For a quick setup, just save your api key as an environment variable called API_KEY_FED by, for example, typing on a termninal:
-
windows:
> setx API_KEY_FED "your api key"
-
mac:
$ touch ~/.bash_profile $ open -a TextEdit.app ~/.bash_profile
add the following text at the end and save it:
export API_KEY_FED=yourKey
Close the terminal (may need to restart the computer) after saving the variable.
Notice: searching for an environment variable named 'API_KEY_FED' is the default option. If changed to some other option and want to return to the default, run:
import datapungi_fed as dpf
dpf.utils.setUserSettings('env')
If you want to save the url of the API in the environment, call it API_KEY_FED_url. datapungi_fed will use the provided http address instead of the default.

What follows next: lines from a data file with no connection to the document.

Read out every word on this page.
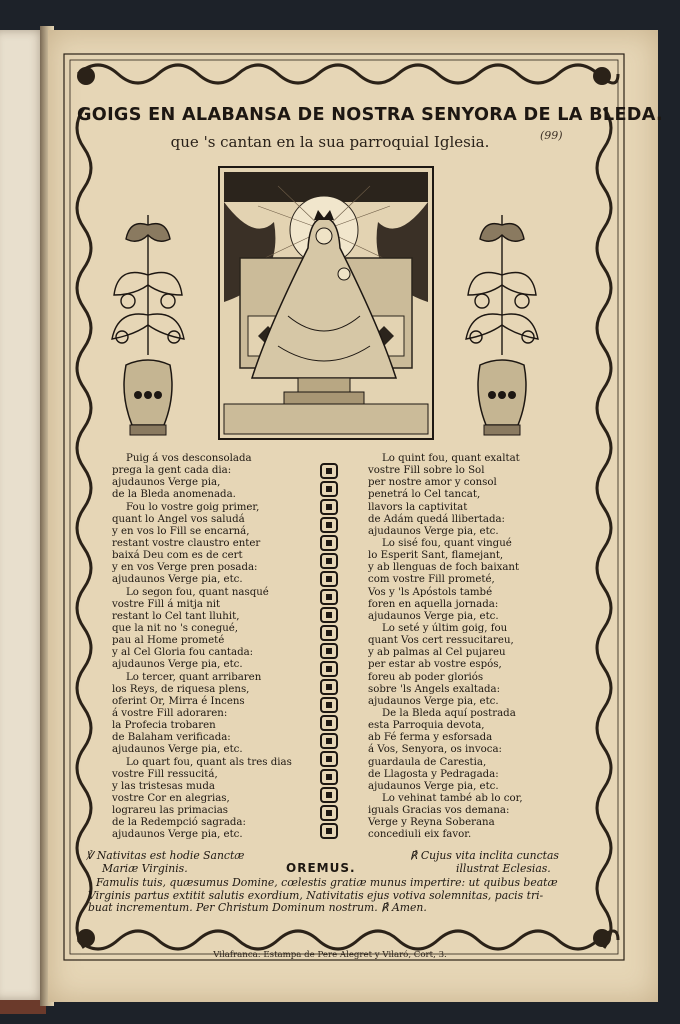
GOIGS EN ALABANSA DE NOSTRA SENYORA DE LA BLEDA.
que 's cantan en la sua parroquial Iglesia.	(99)
Puig á vos desconsolada
prega la gent cada dia:
ajudaunos Verge pia,
de la Bleda anomenada.
Fou lo vostre goig primer,
quant lo Angel vos saludá
y en vos lo Fill se encarná,
restant vostre claustro enter
baixá Deu com es de cert
y en vos Verge pren posada:
ajudaunos Verge pia, etc.
Lo segon fou, quant nasqué
vostre Fill á mitja nit
restant lo Cel tant lluhit,
que la nit no 's conegué,
pau al Home prometé
y al Cel Gloria fou cantada:
ajudaunos Verge pia, etc.
Lo tercer, quant arribaren
los Reys, de riquesa plens,
oferint Or, Mirra é Incens
á vostre Fill adoraren:
la Profecia trobaren
de Balaham verificada:
ajudaunos Verge pia, etc.
Lo quart fou, quant als tres dias
vostre Fill ressucitá,
y las tristesas muda
vostre Cor en alegrias,
lograreu las primacias
de la Redempció sagrada:
ajudaunos Verge pia, etc.
Lo quint fou, quant exaltat
vostre Fill sobre lo Sol
per nostre amor y consol
penetrá lo Cel tancat,
llavors la captivitat
de Adám quedá llibertada:
ajudaunos Verge pia, etc.
Lo sisé fou, quant vingué
lo Esperit Sant, flamejant,
y ab llenguas de foch baixant
com vostre Fill prometé,
Vos y 'ls Apóstols també
foren en aquella jornada:
ajudaunos Verge pia, etc.
Lo seté y últim goig, fou
quant Vos cert ressucitareu,
y ab palmas al Cel pujareu
per estar ab vostre espós,
foreu ab poder gloriós
sobre 'ls Angels exaltada:
ajudaunos Verge pia, etc.
De la Bleda aquí postrada
esta Parroquia devota,
ab Fé ferma y esforsada
á Vos, Senyora, os invoca:
guardaula de Carestia,
de Llagosta y Pedragada:
ajudaunos Verge pia, etc.
Lo vehinat també ab lo cor,
iguals Gracias vos demana:
Verge y Reyna Soberana
concediuli eix favor.
℣ Nativitas est hodie Sanctæ
Mariæ Virginis.
℟ Cujus vita inclita cunctas
illustrat Eclesias.
OREMUS.
Famulis tuis, quæsumus Domine, cœlestis gratiæ munus impertire: ut quibus beatæ
Virginis partus extitit salutis exordium, Nativitatis ejus votiva solemnitas, pacis tri-
buat incrementum. Per Christum Dominum nostrum. ℟ Amen.
Vilafranca: Estampa de Pere Alegret y Vilaró, Cort, 3.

Besides the suggested setup above, there are two main options to pass an api key to datapungi_fed:
import datapungi_fed as dpf
data = dpf.data("API KEY")
data.series('gdp')
sample json file :
{
"API_KEY_FED": {"key": "**PLACE YOUR KEY HERE**", "url": ""},
(...Other API keys...)
}
sample yaml file:
API_KEY_FED:
key: PLACE API KEY HERE
description: FED data
url:
api2:
key:
description:
url:
Save the path to your FED API key on the package's user settings (only need to run the utils once, datapungi_fed will remember it in future runs):
import datapungi_fed as dpf
dpf.utils.setUserSettings('C:/Path/myKeys.yaml') #or .json
data = dpf.data()
data.series('gdp')
By default, datapungi_fed searches for an API key called 'API_KEY_FED' (in either json/yaml file or in the environment). In some cases, it's preferable to call it something else (eg, in a conda env can use FED_Secret to encript it). To change the name of the key, run
import datapungi_fed as dpf
dpf.utils.setKeyName('FED_Secret') #or anyother prefered key name
When using environment variables, if saving the API url in the environment as well, call it KeyLabel_url (for example, 'FED_Secret_url'). Else, datapungi_fed will use the default one.
datapungi_fed comes with a family of tests to check its access to the API and the quality of the retrieved data. They check if:
- the connection to the API is working,
- the data cleaning step worked,
- the code snippet is executing,
- the code snippet produces the same data as the datapungi_fed query.
Other tests check if the data has being updated of if new data is available. Most of these tests are run every night on python 3.6 and 3.7 (see the code build tag on the top of the document). However, these test runs are not currently checking the code snippet quality to check if its output is the same as the driver's. To run the tests, including the one that checks code snippet quality, type:
import datapungi_fed as dpf
dpf.tests.runTests()
the results should open on a web browser. To re-open the last test results, run:
import datapungi_fed as dpf
dpf.tests.viewTests()
To save the tests in a desired folder, run
import datapungi_fed as dpf
dpf.utils.setTestFolder('C:/mytestFolder/')
Future tests will be saved an html file called datapungi_fed_Tests.html in the path specified.